In focusing on getting drugs developed and approved by an agency more and more averse to risk, drugmakers often try to create the perfect trial setting to showcase the efficacy and “safety” of their investigational drugs. The trouble is patients don’t live in a perfect world.
The real world setting for Adasuve, for instance, is most likely the psychiatric emergency room, but Alexza didn’t test it there. Instead, it recruited subjects through community referrals. Because of a risk of bronchospasms, trial subjects went through intensive screening for asthma and chronic obstructive pulmonary disease. Those with significant pulmonary disease were excluded from the pivotal trials. Subjects also were trained to use the device prior to treatment.

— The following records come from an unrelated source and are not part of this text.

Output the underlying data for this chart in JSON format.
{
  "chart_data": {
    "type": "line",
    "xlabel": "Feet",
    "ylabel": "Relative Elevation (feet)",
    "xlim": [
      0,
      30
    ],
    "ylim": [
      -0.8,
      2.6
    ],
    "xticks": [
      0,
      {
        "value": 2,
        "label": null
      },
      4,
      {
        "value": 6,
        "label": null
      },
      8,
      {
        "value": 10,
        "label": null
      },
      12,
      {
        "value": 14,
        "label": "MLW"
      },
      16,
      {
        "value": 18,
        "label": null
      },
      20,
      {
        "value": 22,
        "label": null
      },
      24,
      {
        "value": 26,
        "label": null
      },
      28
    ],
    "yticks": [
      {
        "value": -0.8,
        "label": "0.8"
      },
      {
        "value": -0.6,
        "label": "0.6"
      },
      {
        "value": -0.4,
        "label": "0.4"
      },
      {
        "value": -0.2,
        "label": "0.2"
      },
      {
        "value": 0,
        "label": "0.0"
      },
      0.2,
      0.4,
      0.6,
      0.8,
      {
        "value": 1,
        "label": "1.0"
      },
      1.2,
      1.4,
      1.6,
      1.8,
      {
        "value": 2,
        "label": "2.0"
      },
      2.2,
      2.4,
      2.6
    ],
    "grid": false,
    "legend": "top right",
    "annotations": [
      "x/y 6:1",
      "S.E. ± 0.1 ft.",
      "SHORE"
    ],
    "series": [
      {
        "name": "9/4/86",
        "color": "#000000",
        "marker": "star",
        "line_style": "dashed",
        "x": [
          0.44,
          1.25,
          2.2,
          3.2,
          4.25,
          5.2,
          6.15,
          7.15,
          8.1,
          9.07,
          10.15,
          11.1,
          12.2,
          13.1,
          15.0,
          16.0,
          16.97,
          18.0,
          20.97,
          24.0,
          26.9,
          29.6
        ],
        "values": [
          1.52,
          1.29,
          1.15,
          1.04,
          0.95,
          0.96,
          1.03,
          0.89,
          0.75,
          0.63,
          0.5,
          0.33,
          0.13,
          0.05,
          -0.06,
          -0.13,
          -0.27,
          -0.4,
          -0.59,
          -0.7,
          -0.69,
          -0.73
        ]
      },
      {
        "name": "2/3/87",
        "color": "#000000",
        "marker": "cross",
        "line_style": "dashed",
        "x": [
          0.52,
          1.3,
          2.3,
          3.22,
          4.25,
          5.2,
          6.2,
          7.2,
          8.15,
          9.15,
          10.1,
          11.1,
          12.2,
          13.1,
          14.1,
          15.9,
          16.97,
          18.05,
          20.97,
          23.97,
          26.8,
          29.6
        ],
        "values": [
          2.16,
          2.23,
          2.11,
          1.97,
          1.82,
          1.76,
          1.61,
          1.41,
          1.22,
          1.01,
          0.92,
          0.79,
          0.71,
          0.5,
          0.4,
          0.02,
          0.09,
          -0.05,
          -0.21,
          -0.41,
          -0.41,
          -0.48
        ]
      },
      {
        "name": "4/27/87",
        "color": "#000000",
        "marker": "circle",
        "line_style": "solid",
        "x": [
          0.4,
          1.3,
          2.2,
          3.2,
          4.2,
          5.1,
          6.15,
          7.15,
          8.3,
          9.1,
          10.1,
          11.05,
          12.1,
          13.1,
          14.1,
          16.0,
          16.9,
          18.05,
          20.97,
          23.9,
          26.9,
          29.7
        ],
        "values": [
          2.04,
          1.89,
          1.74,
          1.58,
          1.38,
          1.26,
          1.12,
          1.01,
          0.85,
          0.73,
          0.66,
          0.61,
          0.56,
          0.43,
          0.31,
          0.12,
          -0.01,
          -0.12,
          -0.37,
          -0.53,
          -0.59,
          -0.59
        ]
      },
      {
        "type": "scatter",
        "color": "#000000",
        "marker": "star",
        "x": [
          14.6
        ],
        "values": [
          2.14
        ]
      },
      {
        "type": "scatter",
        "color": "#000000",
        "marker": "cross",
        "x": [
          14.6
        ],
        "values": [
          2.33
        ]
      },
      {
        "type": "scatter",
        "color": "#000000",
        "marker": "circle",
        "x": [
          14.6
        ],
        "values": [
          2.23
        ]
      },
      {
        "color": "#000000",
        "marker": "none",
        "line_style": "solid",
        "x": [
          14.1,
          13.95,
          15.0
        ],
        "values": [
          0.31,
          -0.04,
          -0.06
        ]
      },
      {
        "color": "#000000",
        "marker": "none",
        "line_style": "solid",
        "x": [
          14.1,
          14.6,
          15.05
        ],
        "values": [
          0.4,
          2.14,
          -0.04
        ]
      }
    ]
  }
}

But when acutely agitated patients are brought in to a psychiatric emergency room, they are in no condition to give their medical history, follow directions on use of an inhaler or effectively report respiratory problems they might have as a result of the treatment.
Another fact Alexza forgot about Adasuve’s intended patients is that they have a high rate of smoking, which can lead to respiratory problems. In testing Adasuve, Alexza excluded smokers, for safety reasons, from its Phase I and II trials. As a result of the trial setting and exclusions, the FDA questioned whether the true risks of Adasuve are known.

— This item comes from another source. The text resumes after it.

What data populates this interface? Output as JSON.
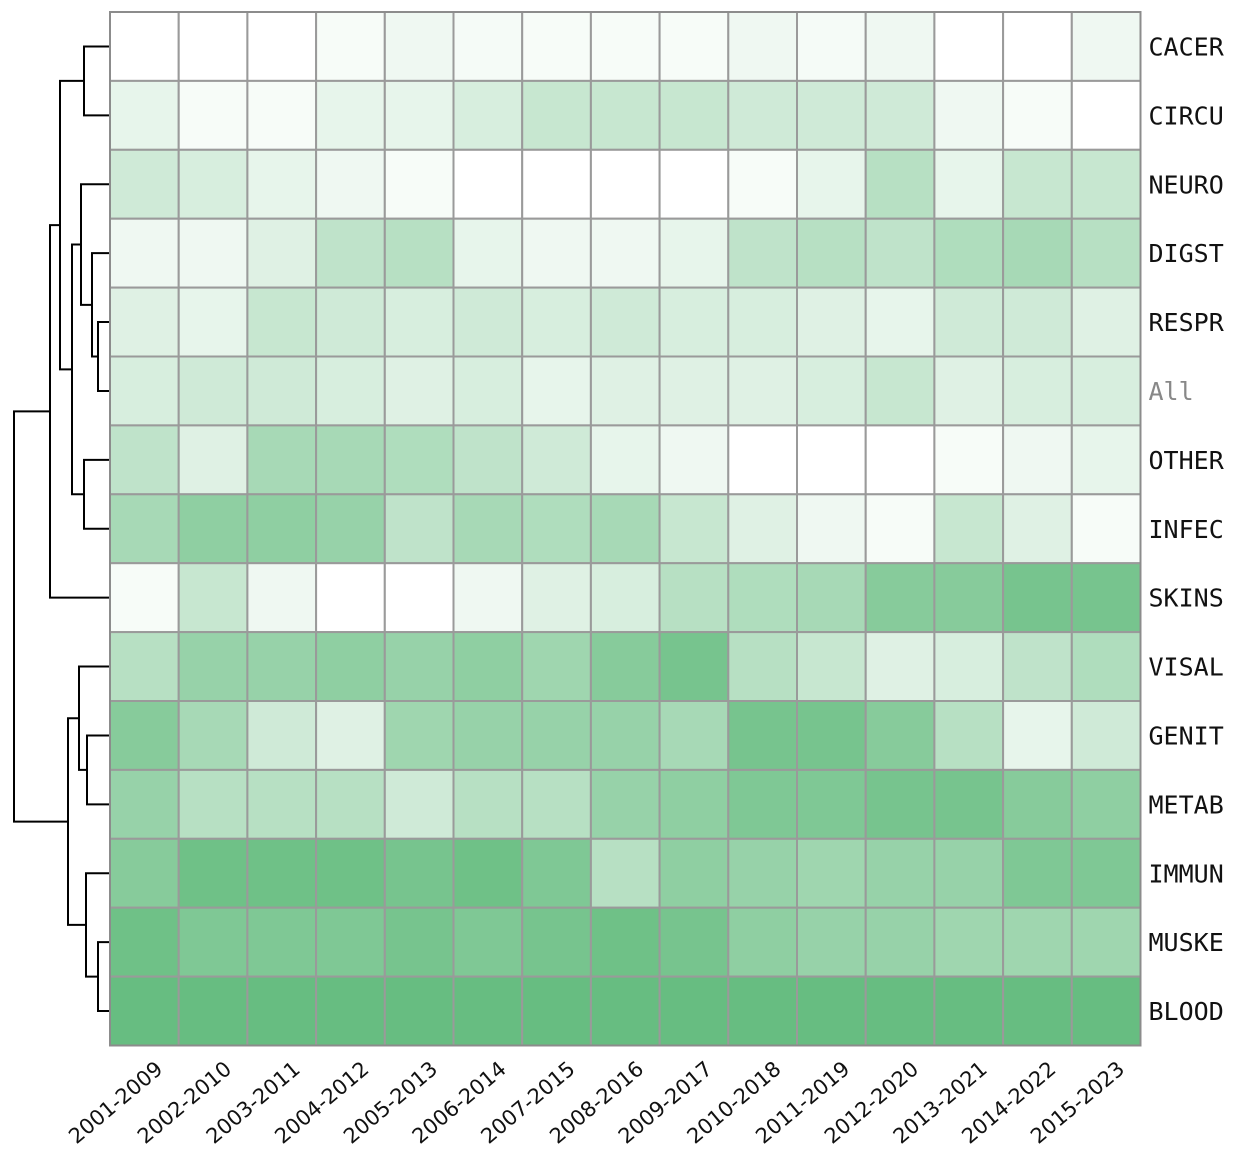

To ease the FDA’s concerns, Alexza proposed a real-world postmarket study that would, for the first time, compare Adasuve with standard of care instead of placebo. PDAC members rightly commented that this study should have been done to support approval.
Alexza isn’t alone in forgetting the intended patient in an effort to make a drug as attractive as possible. Time after time, advisory committees question sponsors about the lack of relevant study data. While a sponsor could go broke conducting every study a committee suggests, some of them are no-brainers. An antiviral being developed to treat hepatitis C should be tested in patients who also have HIV since the two are often comorbidities. Or a drug intended mostly for a geriatric population should be tested in elderly subjects instead of younger people who might be healthier.
Yet sponsors continue to come to advisory committees with the answers to the wrong questions, hoping that a REMS, a boxed warning or a restricted label will cover the inadequacies of their trials. Instead, they should begin by focusing on the needs, the health and the lifestyle of the intended patients and then design their trials based on those demographics.